The items had been part of a home life, a synagogue service, the memories of growing up in a traditional family, the connection to a religion and a people that stretched back more than three thousand years.  And yet, in the face of their lost owners, they are but objects.

The Holocaust historian Nechama Tec has written, in her memoir Dry Tears, of similar objects, those which had a connection to her family.  Nechama and her parents and older sister had fled their hometown of Lublin and hid with a Polish family in Kielce.  After liberation, they returned to Lublin to the chemical factory her father had owned.  The janitor and his wife welcome them in and Nechama writes:

“When I began to look around it dawned on me that I was seeing familiar objects. The table was covered with our tablecloth, the silver was ours.

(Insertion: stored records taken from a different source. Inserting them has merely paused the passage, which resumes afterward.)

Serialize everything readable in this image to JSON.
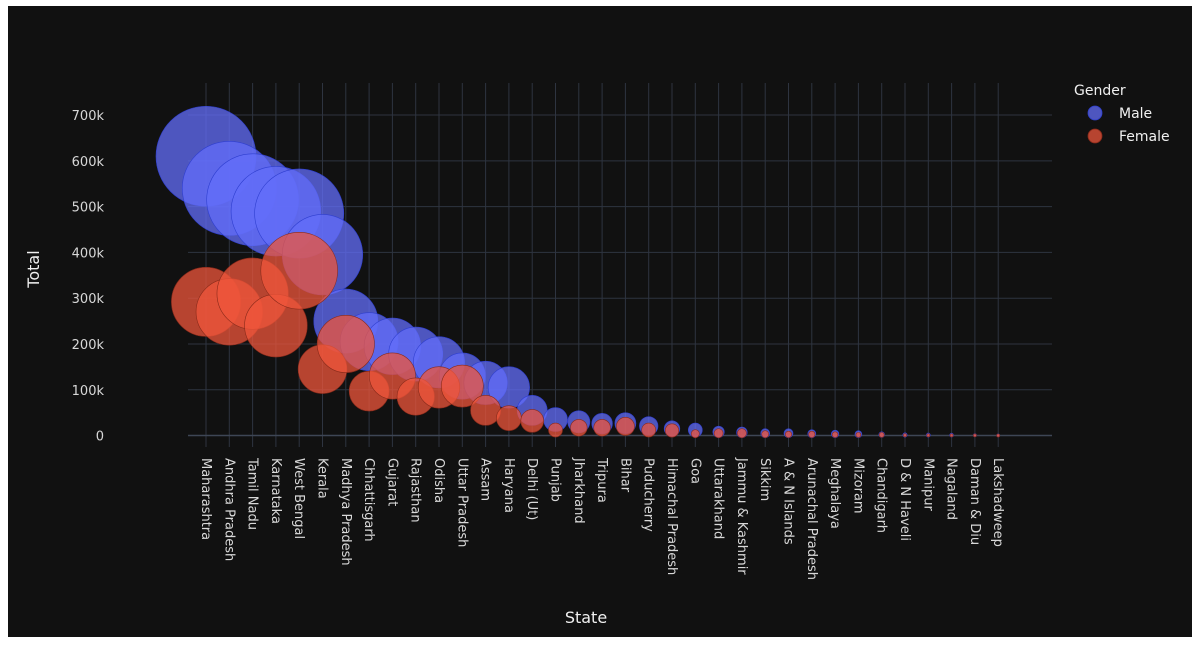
{
  "chart_data": {
    "type": "scatter",
    "xlabel": "State",
    "ylabel": "Total",
    "ylim": [
      -25000,
      770000
    ],
    "yticks": [
      0,
      100000,
      200000,
      300000,
      400000,
      500000,
      600000,
      700000
    ],
    "ytick_labels": [
      "0",
      "100k",
      "200k",
      "300k",
      "400k",
      "500k",
      "600k",
      "700k"
    ],
    "grid": true,
    "marker_size_encodes": "Total",
    "legend": {
      "title": "Gender",
      "placement": "top-right"
    },
    "categories": [
      "Maharashtra",
      "Andhra Pradesh",
      "Tamil Nadu",
      "Karnataka",
      "West Bengal",
      "Kerala",
      "Madhya Pradesh",
      "Chhattisgarh",
      "Gujarat",
      "Rajasthan",
      "Odisha",
      "Uttar Pradesh",
      "Assam",
      "Haryana",
      "Delhi (Ut)",
      "Punjab",
      "Jharkhand",
      "Tripura",
      "Bihar",
      "Puducherry",
      "Himachal Pradesh",
      "Goa",
      "Uttarakhand",
      "Jammu & Kashmir",
      "Sikkim",
      "A & N Islands",
      "Arunachal Pradesh",
      "Meghalaya",
      "Mizoram",
      "Chandigarh",
      "D & N Haveli",
      "Manipur",
      "Nagaland",
      "Daman & Diu",
      "Lakshadweep"
    ],
    "series": [
      {
        "name": "Male",
        "color": "#636efa",
        "values": [
          610000,
          540000,
          515000,
          490000,
          485000,
          395000,
          250000,
          205000,
          195000,
          178000,
          160000,
          130000,
          115000,
          105000,
          55000,
          35000,
          30000,
          26000,
          27000,
          21000,
          15000,
          12000,
          8000,
          7000,
          5000,
          5000,
          4000,
          3500,
          3000,
          2000,
          1200,
          1000,
          900,
          600,
          300
        ]
      },
      {
        "name": "Female",
        "color": "#ef553b",
        "values": [
          292000,
          270000,
          310000,
          240000,
          360000,
          145000,
          200000,
          97000,
          130000,
          85000,
          105000,
          108000,
          55000,
          38000,
          32000,
          12000,
          17000,
          17000,
          20000,
          12000,
          11000,
          4000,
          5000,
          5000,
          3000,
          2500,
          2500,
          2000,
          1500,
          1500,
          600,
          500,
          400,
          300,
          100
        ]
      }
    ]
  }
}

I continued to recognize more and more items. . . . As I stretched out next to my sister, I became aware of the familiarity of the comforters and linens. . . . So many of our belongings switched masters, becoming a part of someone else’s lives; objects have no loyalty. It was as if my finding them so well-adjusted to the new owners mocked my claim to them. Their settled presence made me an intruder.”

Martin had a similar experience.  In 1957 while a student at Oxford, he was part of a summer exchange programme with young Polish students.  The British students toured Poland and stayed with Polish families, though when it came time for the Polish students to visit Britain, the programme was stopped.  Martin told me he remembered being in a Polish home and seeing beautifully decorated Passover seder plates adorning the walls.  When I asked Martin whether it was possible the family was Jewish, he shook his head slowly, no.

Martin went on to write the history of those dreadful times during the Second World War, in Poland and elsewhere, illustrating where he could the lives and experiences of those who had recounted them, the journeys they made, and how they viewed that history.

To this history we can add the objects unearthed on Polnocna Street in Lodz, survivors in their own right with a story that may never be told.  Still, they were discovered during the holiday of Chanukah; two of the Chanukah menorahs were lit during the holiday to celebrate the miracle of light, 84 years after they were last used.